Residents of Tongilchon now have to listen to terrifying sounds worthy of a horror movie soundtrack -- screams and moans, which Pyongyang broadcasts at any time of day or night.
"It's just noise, like ghost sounds," village chief Lee Wan-bae, 73, told AFP.
"It keeps us awake, it makes working in the fields difficult."
South Korea blasts K-pop and news bulletins into the North in response, but the loudspeaker noise from Pyongyang is so disturbing that border residents have pleaded with parliament to make it stop.
Tongilchon is located in the Civilian Control Zone (CCZ), a restricted area next to the more famous Demilitarised Zone (DMZ) which separates the two Koreas.
The countries remain technically at war because the conflict ended with a truce and not a peace treaty.
At the elementary school, which is flanked by air raid sirens, only six of the students live in the CCZ, the rest are bussed in daily.
"We make a lot of efforts to keep the school going, such as offering programmes that others don't have and free extracurricular activities after school and during vacations," said vice-principal Jong Jae-hwa.
When the CCZ is sealed off due to North Korean military activity and the school bus suspended, it falls to the teachers to drive children home.
Rising tensions also hit tourism, which is a key source of revenue for the village. It sells its agricultural products as "DMZ rice" or "DMZ ginseng".
"Life is hard here. No matter who is elected president, what we just want is to live peacefully," said the village chief Lee.
- 'Very suspicious' -
Long-term resident Min Tae-seung, 85, said that life in Tongilchon is already much easier than it used to be.
"In the first few years after we moved here there were military threats and North Korean infiltration," he said.
He's planning to vote for the conservative party's Kim Moon-soo, the candidate of Yoon's ex-party and a hardliner against Pyongyang.
According to Min, South Korea's "progressives are too lenient toward North Korea".
"The conservative camp does not take North Korea lightly -- they remain very suspicious."

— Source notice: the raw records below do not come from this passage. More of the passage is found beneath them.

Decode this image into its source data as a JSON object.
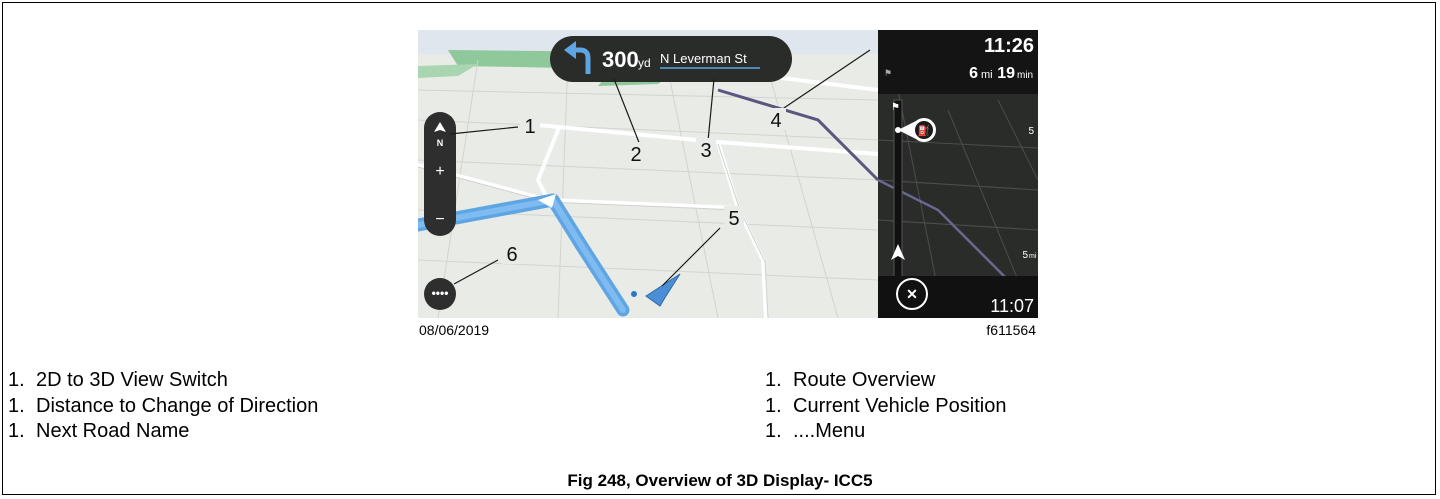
{
  "navigation": {
    "distance_value": "300",
    "distance_unit": "yd",
    "road_name": "N Leverman St",
    "arrival_time": "11:26",
    "remaining_distance_value": "6",
    "remaining_distance_unit": "mi",
    "remaining_time_value": "19",
    "remaining_time_unit": "min",
    "route_bar_distance_mid": "5",
    "route_bar_distance_bottom": "5",
    "route_bar_distance_bottom_unit": "mi",
    "bottom_time": "11:07",
    "compass_label": "N",
    "zoom_in_label": "+",
    "zoom_out_label": "−"
  },
  "callouts": [
    "1",
    "2",
    "3",
    "4",
    "5",
    "6"
  ],
  "image_meta": {
    "date": "08/06/2019",
    "figure_id": "f611564"
  },
  "legend": {
    "left": [
      {
        "num": "1.",
        "label": "2D to 3D View Switch"
      },
      {
        "num": "1.",
        "label": "Distance to Change of Direction"
      },
      {
        "num": "1.",
        "label": "Next Road Name"
      }
    ],
    "right": [
      {
        "num": "1.",
        "label": "Route Overview"
      },
      {
        "num": "1.",
        "label": "Current Vehicle Position"
      },
      {
        "num": "1.",
        "label": "....Menu"
      }
    ]
  },
  "caption": "Fig 248, Overview of 3D Display- ICC5",
  "colors": {
    "map_bg": "#e9ebe6",
    "road_white": "#ffffff",
    "route_blue": "#6aa8e0",
    "park_green": "#7fc08a",
    "panel_dark": "#1f1f1f",
    "vehicle_blue": "#2b78c8"
  }
}
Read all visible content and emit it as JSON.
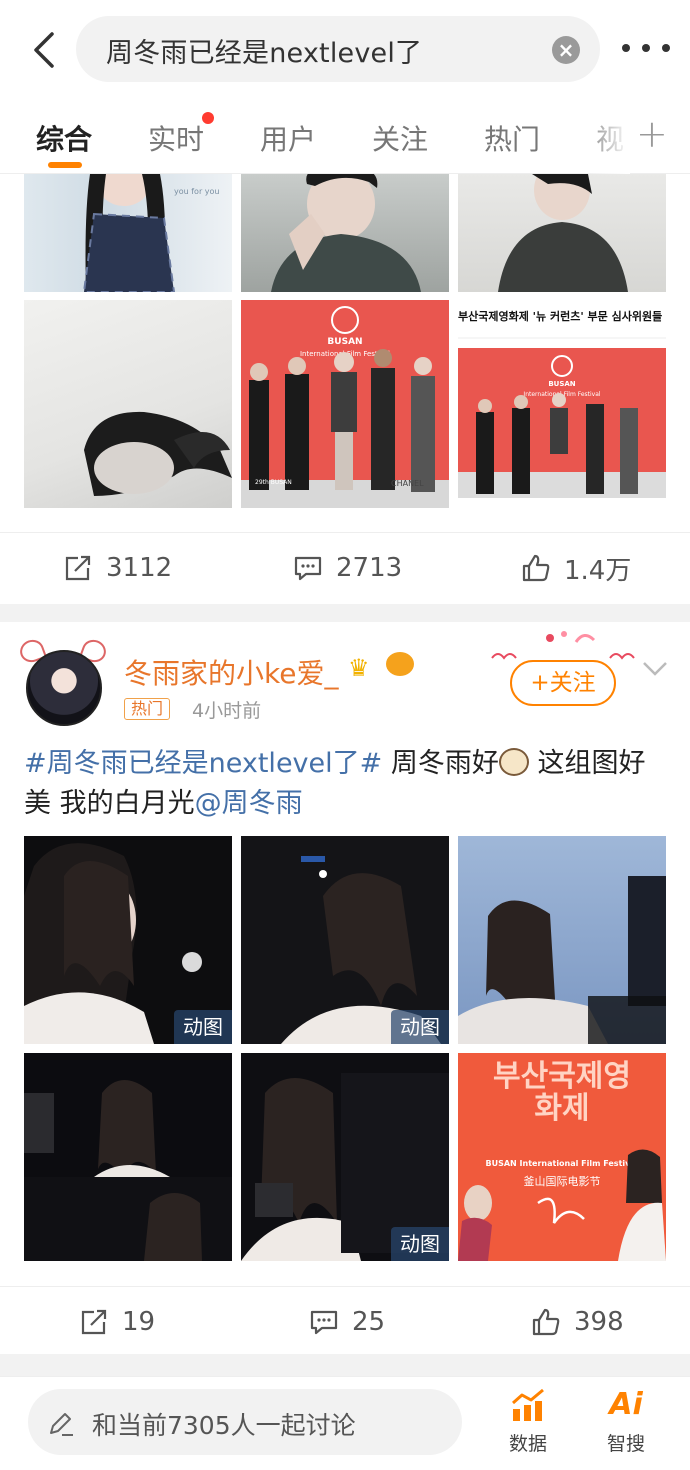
{
  "search": {
    "query": "周冬雨已经是nextlevel了"
  },
  "tabs": [
    {
      "label": "综合",
      "active": true
    },
    {
      "label": "实时",
      "has_dot": true
    },
    {
      "label": "用户"
    },
    {
      "label": "关注"
    },
    {
      "label": "热门"
    },
    {
      "label": "视"
    }
  ],
  "post1": {
    "images": [
      {
        "desc": "photo-top-1"
      },
      {
        "desc": "photo-top-2"
      },
      {
        "desc": "photo-top-3"
      },
      {
        "desc": "photo-bw-portrait"
      },
      {
        "desc": "festival-group-photo",
        "sign_text": "BUSAN International Film Festival"
      },
      {
        "desc": "news-article-screenshot",
        "headline": "부산국제영화제 '뉴 커런츠' 부문 심사위원들",
        "sign_text": "BUSAN International Film Festival"
      }
    ],
    "actions": {
      "repost": "3112",
      "comment": "2713",
      "like": "1.4万"
    }
  },
  "post2": {
    "user": {
      "name": "冬雨家的小ke爱_",
      "tag": "热门",
      "time": "4小时前"
    },
    "follow_label": "+关注",
    "text": {
      "topic": "#周冬雨已经是nextlevel了#",
      "body_1": " 周冬雨好",
      "body_2": " 这组图好美 我的白月光",
      "mention": "@周冬雨"
    },
    "images": [
      {
        "desc": "gif-1",
        "badge": "动图"
      },
      {
        "desc": "gif-2",
        "badge": "动图"
      },
      {
        "desc": "photo-3"
      },
      {
        "desc": "photo-4"
      },
      {
        "desc": "gif-5",
        "badge": "动图"
      },
      {
        "desc": "festival-poster",
        "poster_title": "부산국제영화제",
        "poster_sub": "BUSAN International Film Festival",
        "poster_cn": "釜山国际电影节"
      }
    ],
    "actions": {
      "repost": "19",
      "comment": "25",
      "like": "398"
    }
  },
  "bottom": {
    "discuss_text": "和当前7305人一起讨论",
    "data_label": "数据",
    "ai_glyph": "Ai",
    "ai_label": "智搜"
  },
  "colors": {
    "accent": "#ff8200",
    "link": "#4470a8",
    "badge_bg": "#28466e"
  }
}
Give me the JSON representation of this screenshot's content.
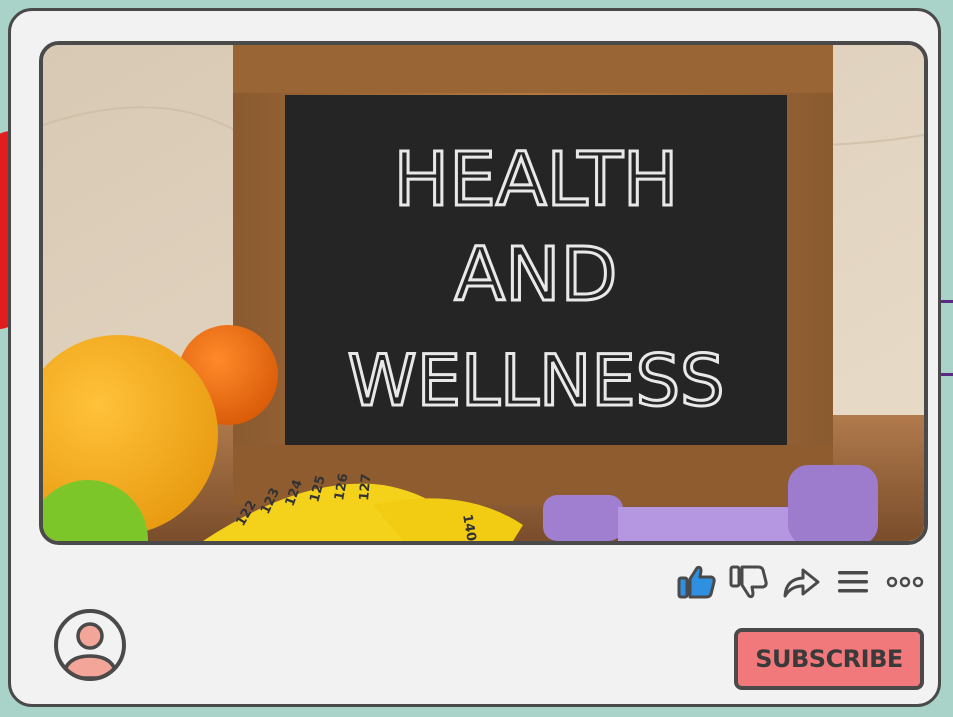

But whoever the next president is, he said: "I don't think inter-Korean relations will improve quickly.
"Of course it would be ideal to reconcile and move freely, but that seems a long way off."
His 45-year-old daughter has a different view.
"Living here, the desire for reunification has naturally become a central concern for me," she said.
"Even if reunification is not possible, I really hope we could see travel between the two countries. I would love for my parents to see that day come."